The clinic has stated that they were understaffed and there was a miscommunication due to a language barrier, but the harsh reality is that such birthing situations are not uncommon to indigenous women. In fact, the mayor of Jalapa de Díaz, Silvia Flores, told Spanish-language online newspaper The Clarin that López Aurelio's case was the second time a woman resorted to giving birth on the health center's lawn, as an indigenous woman gave birth earlier last year.

Shortly after López Aurelio's birthing photograph went viral, a YouTube video surfaced of a woman giving birth in a hospital's waiting room in the Mexican state of Puebla. Uploaded by two separate users -- Moderador Tehuacán and José García -- the video depicts a woman lying on the floor while hospital employees argue in the back.

While these cases made headlines, many others do not. Consider this: Activists working in villages in southern Mexico have reportedly documented 20 recent cases of women giving birth outside of hospitals claiming to have no more space. This troubling pattern has led women's rights advocates to seek international assistance by appealing to the Inter-American Commission on Human Rights on behalf of the indigenous women.

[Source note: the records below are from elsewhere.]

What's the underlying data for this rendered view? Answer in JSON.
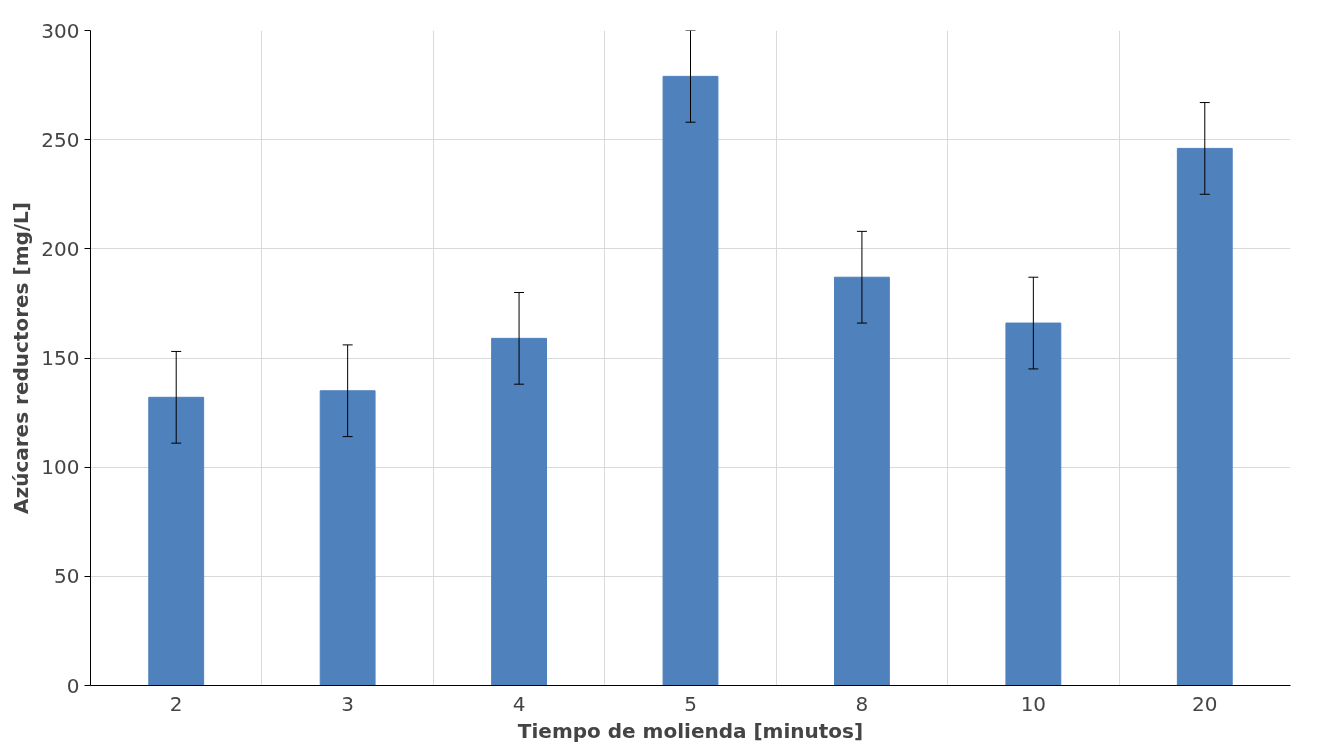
{
  "chart_data": {
    "type": "bar",
    "xlabel": "Tiempo de molienda [minutos]",
    "ylabel": "Azúcares reductores [mg/L]",
    "categories": [
      "2",
      "3",
      "4",
      "5",
      "8",
      "10",
      "20"
    ],
    "values": [
      132,
      135,
      159,
      279,
      187,
      166,
      246
    ],
    "errors": [
      21,
      21,
      21,
      21,
      21,
      21,
      21
    ],
    "color": "#4f81bd",
    "ylim": [
      0,
      300
    ],
    "yticks": [
      0,
      50,
      100,
      150,
      200,
      250,
      300
    ],
    "grid": true
  }
}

"These are not isolated cases. We have a pattern. We are not talking about one woman. There are many and nothing is being done to solve the problem," said Regina Tames, director of the Reproductive Choice Information Group, a non-governmental organization based in Mexico City, reports the Associated Press.

In Mexico, 15 percent of the population identifies as indigenous and according to the United Nations, the poverty rate in the indigenous population is 3.3 times higher than the overall population. What's more, in Latin America, the child mortality rate is 70 percent higher in indigenous communities.